The taskforce is being created as the system embarks upon what Superintendent Peterkin has termed an effort to “reassess and retool” the entire MPS curriculum. We hope this process will lead to a serious examination of how learning happens in our schools and how teaching and assessment interact with each other. And we hope that such an examination turns a critical eye on current efforts, championed both by officials within MPS and the state Department of Public Instruction, to replace standardized norm referenced tests with equally dangerous standardized criterion referenced tests.

On the state level we are pleased that several legislators have indicated willingness to initiate state legislation to prohibit the use of group standardized tests in kindergarten through second grade. While this will undoubtedly draw criticism from the more traditional minded educators and DPI officials, we believe it is time that professional organizations, parents and advocates for children organize around this important issue.
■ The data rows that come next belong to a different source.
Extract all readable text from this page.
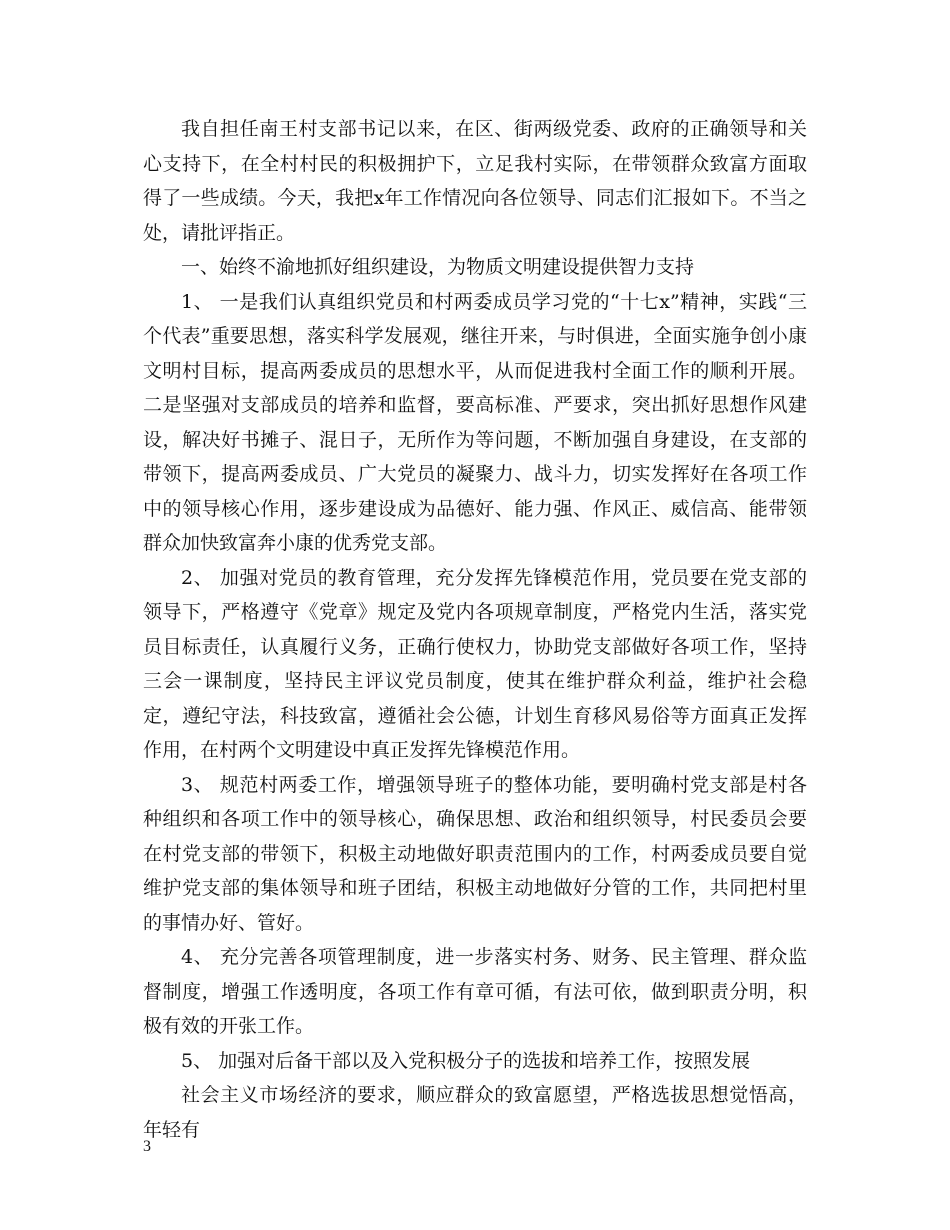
我自担任南王村支部书记以来，在区、街两级党委、政府的正确领导和关心支持下，在全村村民的积极拥护下，立足我村实际，在带领群众致富方面取得了一些成绩。今天，我把x年工作情况向各位领导、同志们汇报如下。不当之处，请批评指正。

一、始终不渝地抓好组织建设，为物质文明建设提供智力支持

1、 一是我们认真组织党员和村两委成员学习党的“十七x”精神，实践“三个代表”重要思想，落实科学发展观，继往开来，与时俱进，全面实施争创小康文明村目标，提高两委成员的思想水平，从而促进我村全面工作的顺利开展。二是坚强对支部成员的培养和监督，要高标准、严要求，突出抓好思想作风建设，解决好书摊子、混日子，无所作为等问题，不断加强自身建设，在支部的带领下，提高两委成员、广大党员的凝聚力、战斗力，切实发挥好在各项工作中的领导核心作用，逐步建设成为品德好、能力强、作风正、威信高、能带领群众加快致富奔小康的优秀党支部。

2、 加强对党员的教育管理，充分发挥先锋模范作用，党员要在党支部的领导下，严格遵守《党章》规定及党内各项规章制度，严格党内生活，落实党员目标责任，认真履行义务，正确行使权力，协助党支部做好各项工作，坚持三会一课制度，坚持民主评议党员制度，使其在维护群众利益，维护社会稳定，遵纪守法，科技致富，遵循社会公德，计划生育移风易俗等方面真正发挥作用，在村两个文明建设中真正发挥先锋模范作用。

3、 规范村两委工作，增强领导班子的整体功能，要明确村党支部是村各种组织和各项工作中的领导核心，确保思想、政治和组织领导，村民委员会要在村党支部的带领下，积极主动地做好职责范围内的工作，村两委成员要自觉维护党支部的集体领导和班子团结，积极主动地做好分管的工作，共同把村里的事情办好、管好。

4、 充分完善各项管理制度，进一步落实村务、财务、民主管理、群众监督制度，增强工作透明度，各项工作有章可循，有法可依，做到职责分明，积极有效的开张工作。

5、 加强对后备干部以及入党积极分子的选拔和培养工作，按照发展

社会主义市场经济的要求，顺应群众的致富愿望，严格选拔思想觉悟高，年轻有

3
Wisconsin – the home of the first kindergarten in the United States and proud advocate of progressive education – should ban the standardized testing that our four through seven year old children are now inappropriately subjected to.

Finally, we believe the current state legislation that deals with early childhood programs and the ”P-5″ project should be amended so that standardized tests – whether norm-referenced or criterion-referenced – don’t drive the curriculum.

We recognize that the battle against standardized testing will not be an easy one. However, it is necessary. Assessment of students’ progress – whether done poorly through standardized tests or well through more comprehensive forms of assessment – directly affects and in many ways “drives” the curriculum. Those of us who are concerned about the future of our schools and our children must be con­ cerned about the nature of testing and assessment.